I do hate sitting with the choir and always looking at the backs of worship leaders’ heads so it was nice to see everyone’s face. At the reception, Kristy Farber the other minister at Grace said that Mark’s sermon was a “greatest hits” kind of sermon. This was true but I needed to hear some of his greatest hits!

While I don’t agree with him that being in the wilderness is not the exception but rather the rule, I appreciated his sermon on Exodus 16:1-12. I could be wrong though because I do seem to spend a lot of time in the wilderness. Perhaps others do as well. (Read sermon here: rhttp://storage.cloversites.com/gracecovenantpresbyterianchurch1/documents/sr-31May15-alt.pdf)

He also said wilderness times are extreme times. “Highs are higher and lows are lower. Joy is richer, and pain is more intense.” Again, this isn’t true for me for when I’m in the wilderness all I see is darkness and I feel no joy. It may be that my wilderness times happen when I’m depressed which makes these times bleak and lonely but when I’m there, all I can do is repeat over and over again that God is with me.

bulliten May 31n[1]As Flannery O’Connor says, “I can, with one eye squinted, take it all as a blessing.” Sometimes I need to close both eyes and simply remember what God has done for me in the past for even squinting my eye doesn’t help!   In any event, Mark was right when he said, “In the wilderness, God strips…and God provides. That means we have to learn new things, new ways, we have to walk down new paths.” He calls this a wilderness gift.

Mark’s favorite thing about the word Manna is the literal translation which is, what is it? “Every morning families would go out and gather a bowl of what is it? They would prepare it as creatively as they could, but in the wilderness, there weren’t a lot of options. Presumably, there was no ‘what is it’ helper” and on he went. (You may wish to listen here for his delivery is excellent: http://www.gcpcusa.org/#/the-message )

He said “…the people of God were nourished by a question, not nourished by answers… but by a question: What is it? What is it, God that you are doing?

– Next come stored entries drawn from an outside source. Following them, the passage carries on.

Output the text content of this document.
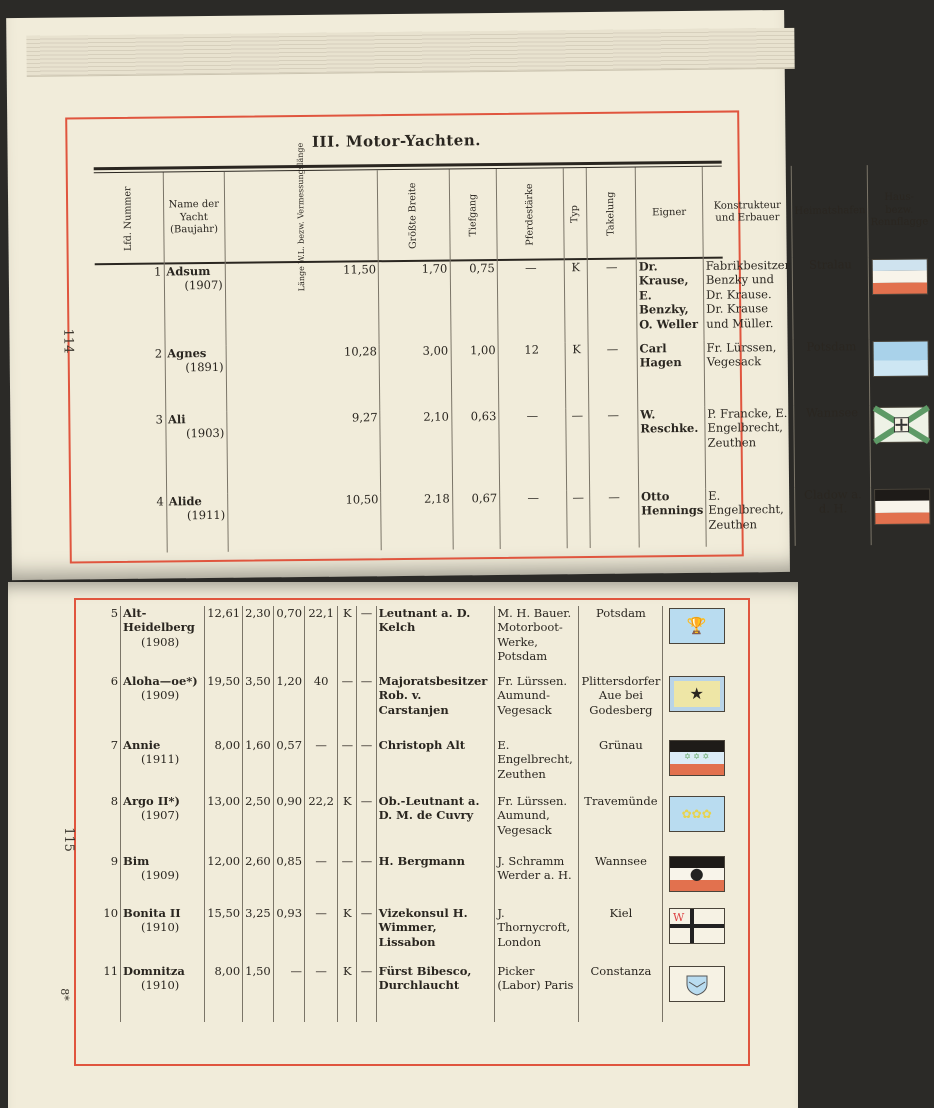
114
III. Motor-Yachten.
Lfd. Nummer	Name der Yacht (Baujahr)	Länge W.L. bezw. Vermessungslänge	Größte Breite	Tiefgang	Pferdestärke	Typ	Takelung	Eigner	Konstrukteur und Erbauer	Heimatshafen	Haus- bezw. Rennflagge
1	Adsum
(1907)	11,50	1,70	0,75	—	K	—	Dr. Krause, E. Benzky, O. Weller	Fabrikbesitzer Benzky und Dr. Krause. Dr. Krause und Müller.	Stralau	

2	Agnes
(1891)	10,28	3,00	1,00	12	K	—	Carl Hagen	Fr. Lürssen, Vegesack	Potsdam	

3	Ali
(1903)	9,27	2,10	0,63	—	—	—	W. Reschke.	P. Francke, E. Engelbrecht, Zeuthen	Wannsee	
4	Alide
(1911)	10,50	2,18	0,67	—	—	—	Otto Hennings	E. Engelbrecht, Zeuthen	Cladow a. d. H.	
115
8*
5	Alt-Heidelberg
(1908)	12,61	2,30	0,70	22,1	K	—	Leutnant a. D. Kelch	M. H. Bauer. Motorboot-Werke, Potsdam	Potsdam	🏆

6	Aloha—oe*)
(1909)	19,50	3,50	1,20	40	—	—	Majoratsbesitzer Rob. v. Carstanjen	Fr. Lürssen. Aumund-Vegesack	Plittersdorfer Aue bei Godesberg	★

7	Annie
(1911)	8,00	1,60	0,57	—	—	—	Christoph Alt	E. Engelbrecht, Zeuthen	Grünau	✡ ✡ ✡

8	Argo II*)
(1907)	13,00	2,50	0,90	22,2	K	—	Ob.-Leutnant a. D. M. de Cuvry	Fr. Lürssen. Aumund, Vegesack	Travemünde	✿✿✿

9	Bim
(1909)	12,00	2,60	0,85	—	—	—	H. Bergmann	J. Schramm Werder a. H.	Wannsee	●

10	Bonita II
(1910)	15,50	3,25	0,93	—	K	—	Vizekonsul H. Wimmer, Lissabon	J. Thornycroft, London	Kiel	W

11	Domnitza
(1910)	8,00	1,50	—	—	K	—	Fürst Bibesco, Durchlaucht	Picker (Labor) Paris	Constanza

What is it that you are making us into? What is it you are asking of us? This is the question that kept them alive in the wilderness.”

It seems I’m always asking God for help through the wilderness. Perhaps my questions are keeping me alive! I often think God gets impatient with all my questions, my moaning and my groaning. Perhaps She does but Scripture is full of stories about people who are just like me. We’re searching for a way through the wilderness. As Mark often has said over the years “keep open to the wonder of faith, keep nimble to move where God is moving, keep yearning for the large, deep world God is giving us….and leave all the rest to God.”

This is what I try and will always try, to do. Stop worrying and leave all the rest to God.